How Yancoal and Glencore Can Bury the Hatchet – by David Fickling (Bloomberg News – June 27, 2017)

The world’s biggest coal consumer and the largest commodity trader are fighting over a rich seam of the black stuff. They’d be better off working together.

Shareholders of Rio Tinto Group’s U.K. listing were voting Tuesday on whether to accept a $2.69 billion offer to buy Coal & Allied Industries Ltd. from Yancoal Australia Ltd., which is ultimately controlled by the Chinese government.

Rio Tinto’s management has declared the proposal superior to a bid from Glencore Plc, which has adjacent mines in Australia’s Hunter Valley, north of Sydney, and has coveted Rio Tinto’s deposit for the best part of a decade.

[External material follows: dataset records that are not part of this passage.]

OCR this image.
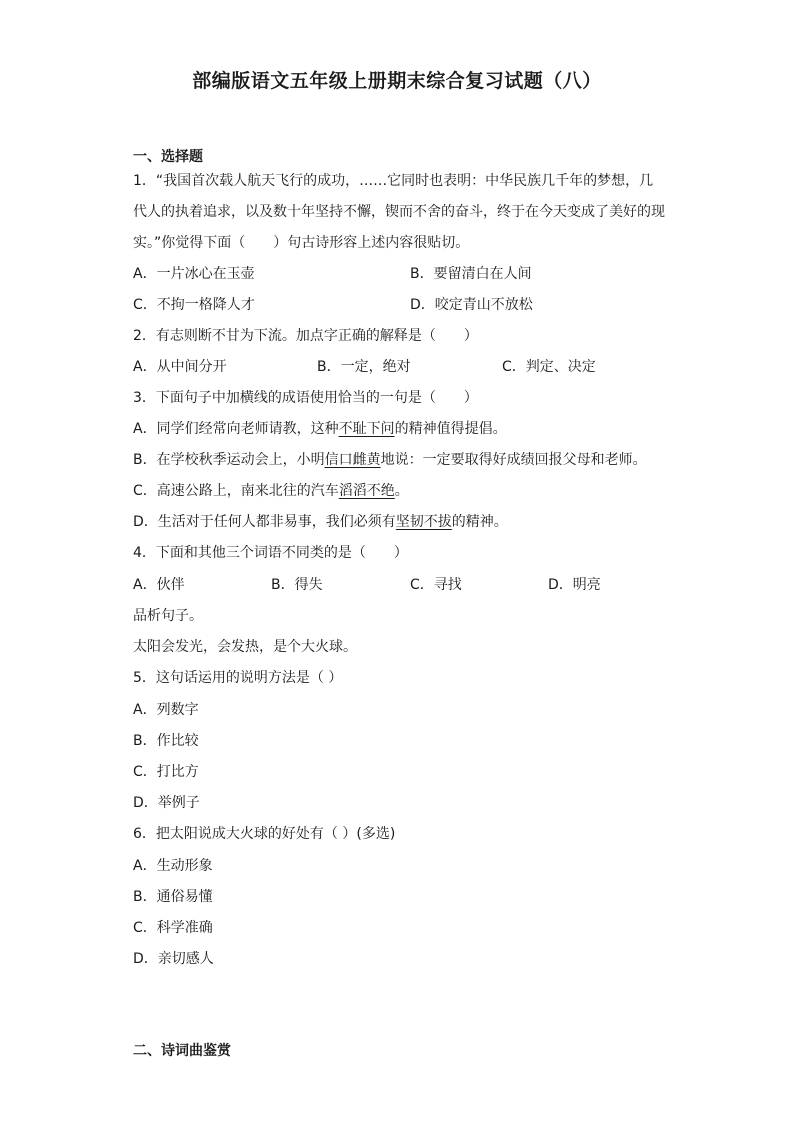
部编版语文五年级上册期末综合复习试题（八）
一、选择题
1．“我国首次载人航天飞行的成功，……它同时也表明：中华民族几千年的梦想，几
代人的执着追求，以及数十年坚持不懈，锲而不舍的奋斗，终于在今天变成了美好的现
实。”你觉得下面（　　）句古诗形容上述内容很贴切。
A．一片冰心在玉壶	B．要留清白在人间
C．不拘一格降人才	D．咬定青山不放松
2．有志则断不甘为下流。加点字正确的解释是（　　）
A．从中间分开	B．一定，绝对	C．判定、决定
3．下面句子中加横线的成语使用恰当的一句是（　　）
A．同学们经常向老师请教，这种不耻下问的精神值得提倡。
B．在学校秋季运动会上，小明信口雌黄地说：一定要取得好成绩回报父母和老师。
C．高速公路上，南来北往的汽车滔滔不绝。
D．生活对于任何人都非易事，我们必须有坚韧不拔的精神。
4．下面和其他三个词语不同类的是（　　）
A．伙伴	B．得失	C．寻找	D．明亮
品析句子。
太阳会发光，会发热，是个大火球。
5．这句话运用的说明方法是（ ）
A．列数字
B．作比较
C．打比方
D．举例子
6．把太阳说成大火球的好处有（ ）(多选)
A．生动形象
B．通俗易懂
C．科学准确
D．亲切感人
二、诗词曲鉴赏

To date, Glencore’s best hope of breaking up a deal has been the possibility that Yancoal — market cap A$288 million ($219 million) — would be unable to fund the $2.45 billion upfront payment. That’s before $940 million to buy out Mitsubishi Corp.’s minority interests in the pits and some $240 million of longer-term royalties.

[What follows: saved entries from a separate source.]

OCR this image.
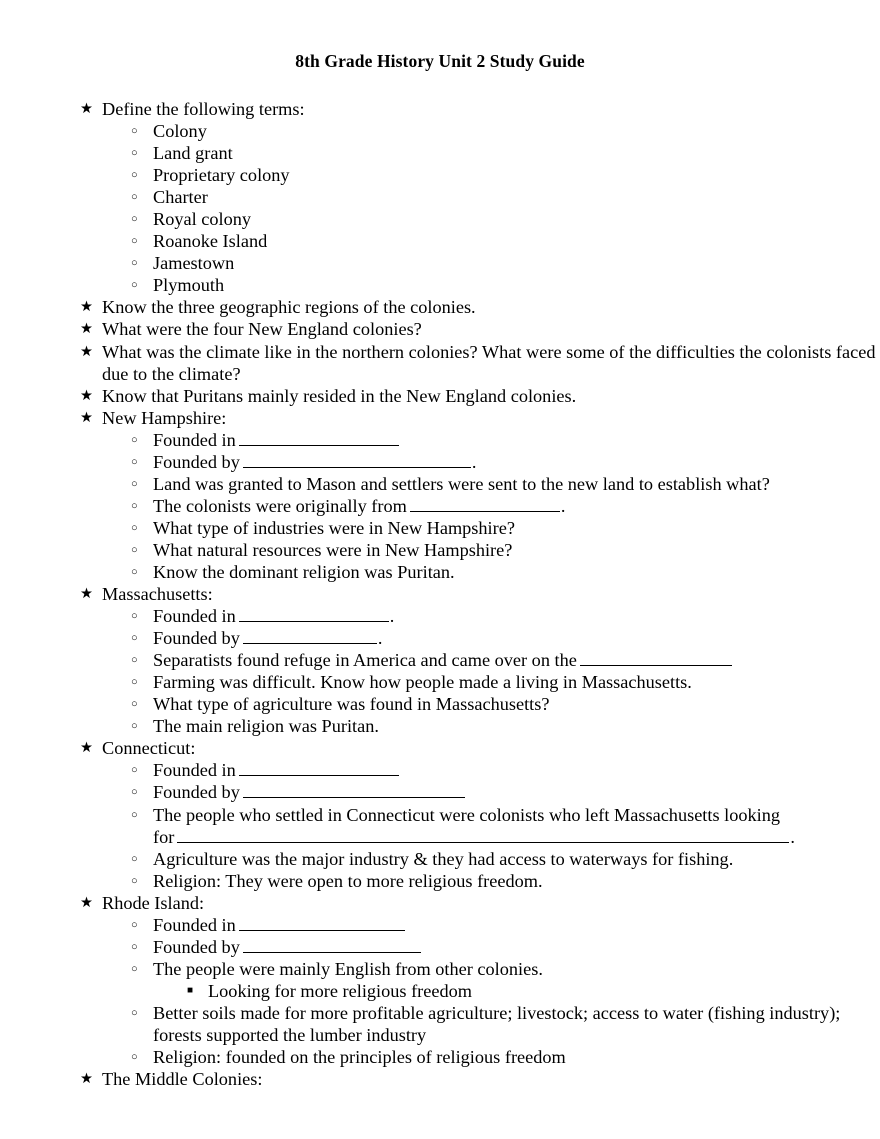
8th Grade History Unit 2 Study Guide
★ Define the following terms:
○ Colony
○ Land grant
○ Proprietary colony
○ Charter
○ Royal colony
○ Roanoke Island
○ Jamestown
○ Plymouth
★ Know the three geographic regions of the colonies.
★ What were the four New England colonies?
★ What was the climate like in the northern colonies? What were some of the difficulties the colonists faced due to the climate?
★ Know that Puritans mainly resided in the New England colonies.
★ New Hampshire:
○ Founded in
○ Founded by	.
○ Land was granted to Mason and settlers were sent to the new land to establish what?
○ The colonists were originally from	.
○ What type of industries were in New Hampshire?
○ What natural resources were in New Hampshire?
○ Know the dominant religion was Puritan.
★ Massachusetts:
○ Founded in	.
○ Founded by	.
○ Separatists found refuge in America and came over on the
○ Farming was difficult. Know how people made a living in Massachusetts.
○ What type of agriculture was found in Massachusetts?
○ The main religion was Puritan.
★ Connecticut:
○ Founded in
○ Founded by
○ The people who settled in Connecticut were colonists who left Massachusetts looking
for	.
○ Agriculture was the major industry & they had access to waterways for fishing.
○ Religion: They were open to more religious freedom.
★ Rhode Island:
○ Founded in
○ Founded by
○ The people were mainly English from other colonies.
■ Looking for more religious freedom
○ Better soils made for more profitable agriculture; livestock; access to water (fishing industry); forests supported the lumber industry
○ Religion: founded on the principles of religious freedom
★ The Middle Colonies:
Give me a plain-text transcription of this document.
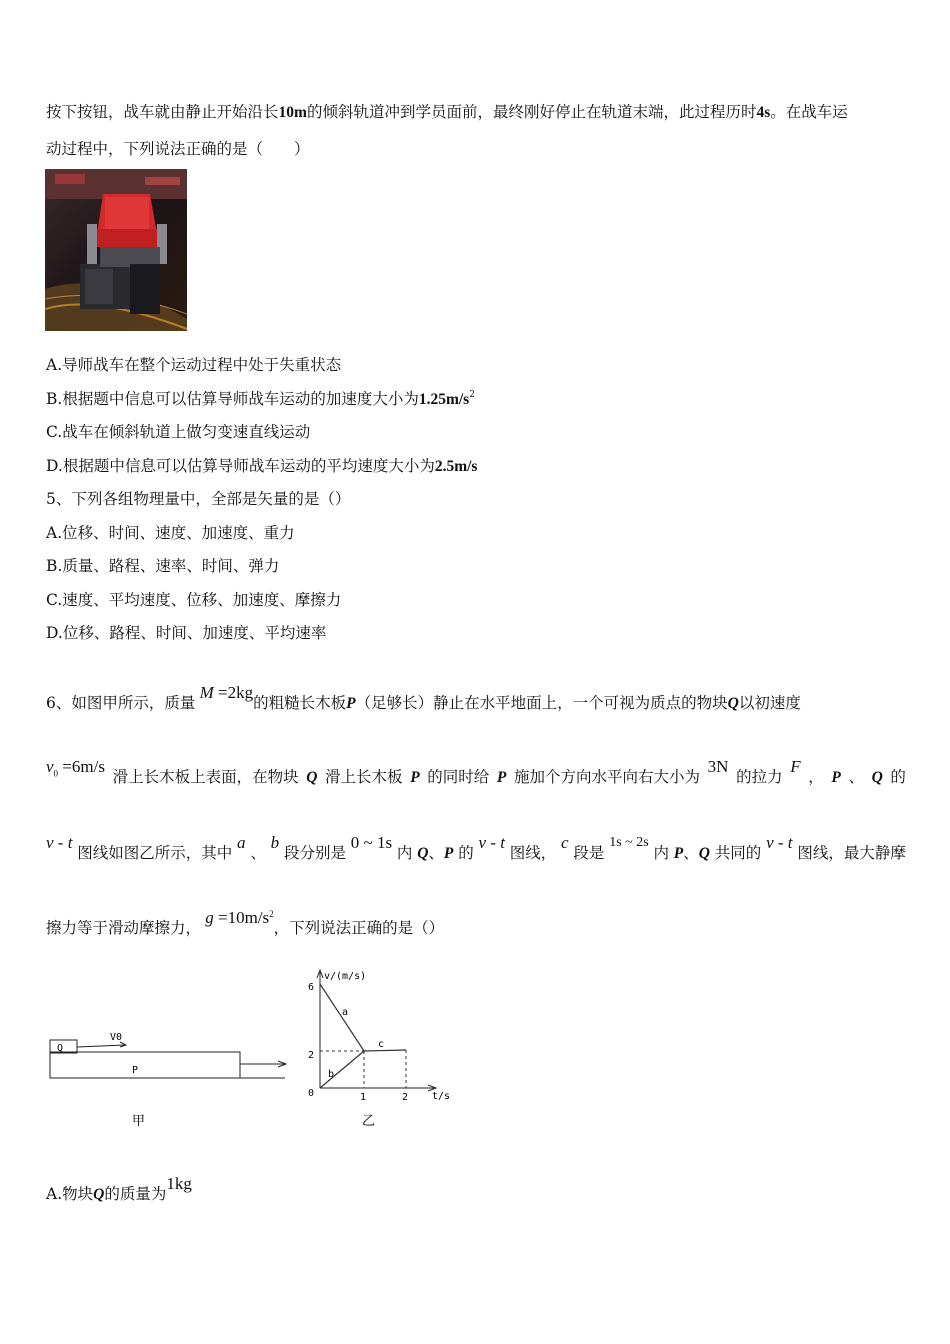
按下按钮，战车就由静止开始沿长10m的倾斜轨道冲到学员面前，最终刚好停止在轨道末端，此过程历时4s。在战车运
动过程中，下列说法正确的是（　　）
A.导师战车在整个运动过程中处于失重状态
B.根据题中信息可以估算导师战车运动的加速度大小为$1.25m/s^2$
C.战车在倾斜轨道上做匀变速直线运动
D.根据题中信息可以估算导师战车运动的平均速度大小为2.5m/s
5、下列各组物理量中，全部是矢量的是（）
A.位移、时间、速度、加速度、重力
B.质量、路程、速率、时间、弹力
C.速度、平均速度、位移、加速度、摩擦力
D.位移、路程、时间、加速度、平均速率
6、如图甲所示，质量 M =2kg的粗糙长木板P（足够长）静止在水平地面上，一个可视为质点的物块Q以初速度
$v_0 =6m/s$
滑上长木板上表面，在物块 Q 滑上长木板 P 的同时给 P 施加个方向水平向右大小为
3N
的拉力
F
， P 、 Q 的
v - t
图线如图乙所示，其中
a
、
b
段分别是
0 ~ 1s
内 Q、P 的
v - t
图线，
c
段是
1s ~ 2s
内 P、Q 共同的
v - t
图线，最大静摩
擦力等于滑动摩擦力， $g =10m/s^2$，下列说法正确的是（）
Q
P
V0
甲
v/(m/s)
t/s
6
2
0	1	2
a
b
c
乙
A.物块Q的质量为1kg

Of the $2.45 billion, Yancoal’s immediate parent, Yanzhou Coal Mining Co., has pledged $1 billion. The remainder is to be met through the sale of new shares — but that always looked hard to get away in one shot, given the speed at which coal is losing investors’ favor. Global issuance of new coal shares over the 17 quarters through the end of 2016 came to just $1.16 billion.